Prix « Adresse Inconnue » 2017


Cette année aussi, le prix « Adresse Inconnue » a été décerné à deux projets : La Pièce, écriture et mise en scène par Grégory Thonney et Un Rein pour un Rien, court-métrage réalisé par Antoine Michel et Lawrence Zünd

Grégory Thonney, La Pièce

Le texte de La Pièce est publié par les Editions déchaînées des Maîtres de la Caverne. Si vous souhaitez l’acquérir, envoyez-nous un email!

Présentation de l’auteur

En possession d’un bachelor en français et informatique pour les sciences humaines, Grégory Thonney est actuellement étudiant en Master de français à l’université de Lausanne ainsi qu’assistant-étudiant au sein des Maîtres de la Caverne depuis l’automne 2013. Depuis son entrée à l’université, Grégory a toujours accompagné ses études de diverses créations encadrées par les Maîtres de la Caverne. Lors du Fécule 2013, il coécrit et joue une pièce avec Gil Terra qui se veut une réflexion sur l’influence de l’ethos en rhétorique (Futur de la guerre). Cette pièce est reprise en octobre 2013 lors du festival Point. Virgule,. Pour la saison 2013-2014, il joue dans le Café des voyageurs, mis en scène et écrit par Coline Ladetto, et, avec Stefano Torres, réalise un moyen-métrage sur le jeu de rôle sur table (Les Coups de dés). La pièce de Coline Ladetto sera reprise lors du Point. Virgule, 2014 ainsi que lors du festival Friscènes en octobre 2015. Cette expérience avec une metteuse en scène professionnelle sera déterminante pour Grégory qui en tirera une prise de conscience sur l’importance de l’émotion dans le jeu d’acteur. A la suite de cela, les créations de Grégory suivront deux axes principaux : le jeu de rôle et le théâtre. D’une part, il poursuit la découverte du potentiel du jeu rôle comme medium artistique (Vagabondage imaginaire, Quotidie) et, d’autre part, il participe à quelques autres projets de mise en scène (Le Journal intime de Don Juan, Socrate, dors-tu ?).

En 2016, Grégory ose prendre la plume seul et entreprend la rédaction de La Pièce, qu’il mettra ensuite en scène pour l’édition 2017 du Fécule. C’est pour cette dernière création qu’il participe à l’édition 2017 d' »Adresse Inconnue ».

Note d’intention

Dans le cadre du thème “jouer le savoir” des Maîtres de la Caverne pour la saison 2016-2017, j’ai voulu m’emparer de ce que Huizinga nomme “faux joueur” et “briseur de jeu” dans Homo Ludens pour l’appliquer à un contexte plus général que le jeu et mettre l’accent sur les souffrances et violences qui sont conséquences et causes de ces attitudes. Selon Huizinga, le faux joueur reconnaît le cercle magique (lieu où le jeu se passe) mais feint d’en suivre les règles : la figure du tricheur. Le briseur de jeu, par contre, nie le cercle magique et, de ce fait, met en danger l’existence de ce dernier.

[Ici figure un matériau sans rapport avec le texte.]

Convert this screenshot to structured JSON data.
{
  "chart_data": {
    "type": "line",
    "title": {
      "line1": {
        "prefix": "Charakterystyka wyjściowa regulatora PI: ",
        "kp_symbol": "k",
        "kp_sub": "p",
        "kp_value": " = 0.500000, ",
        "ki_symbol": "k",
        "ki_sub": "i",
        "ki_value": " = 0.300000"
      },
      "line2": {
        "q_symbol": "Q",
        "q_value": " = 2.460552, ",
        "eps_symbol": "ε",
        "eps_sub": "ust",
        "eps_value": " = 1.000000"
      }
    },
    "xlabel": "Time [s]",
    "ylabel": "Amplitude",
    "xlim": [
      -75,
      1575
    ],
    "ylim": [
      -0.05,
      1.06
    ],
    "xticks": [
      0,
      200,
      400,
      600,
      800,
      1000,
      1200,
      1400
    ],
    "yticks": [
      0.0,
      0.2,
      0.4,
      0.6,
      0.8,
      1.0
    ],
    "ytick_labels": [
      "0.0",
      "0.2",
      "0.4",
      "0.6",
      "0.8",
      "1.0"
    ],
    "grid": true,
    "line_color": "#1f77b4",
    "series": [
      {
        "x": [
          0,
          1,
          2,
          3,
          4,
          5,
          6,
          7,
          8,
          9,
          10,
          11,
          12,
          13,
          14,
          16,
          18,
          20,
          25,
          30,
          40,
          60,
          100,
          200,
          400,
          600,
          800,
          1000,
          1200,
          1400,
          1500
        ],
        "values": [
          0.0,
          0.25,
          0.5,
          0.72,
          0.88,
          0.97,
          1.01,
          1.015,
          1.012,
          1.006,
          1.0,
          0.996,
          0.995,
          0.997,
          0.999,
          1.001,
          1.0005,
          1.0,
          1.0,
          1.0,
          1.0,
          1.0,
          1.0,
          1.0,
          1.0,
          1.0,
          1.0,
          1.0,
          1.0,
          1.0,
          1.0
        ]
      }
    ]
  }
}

La Pièce est un laboratoire. Elle me permet de mettre en relation des personnages aux idéaux contradictoires pour qui la vérité de l’autre constitue une menace ; le personnage de E vit dans une réalité qui ne lui convient pas, mais oser la questionner ou la changer est contribuer à briser le cercle magique de F, H et V. Lors de l’écriture, j’ai voulu mettre en avant les procédés de marchandage entre les personnages afin de réussir à maintenir le cercle magique. Ces procédés sont souvent de nature bienveillante, sans volonté de blesser ou de faire violence, mais il s’agit de souligner une violence inhérente à ce genre d’actions qui, bien qu’initiées avec les meilleurs sentiments, créent une forte coercition puisque leur but est de faire taire la volonté de l’autre à vouloir autre chose.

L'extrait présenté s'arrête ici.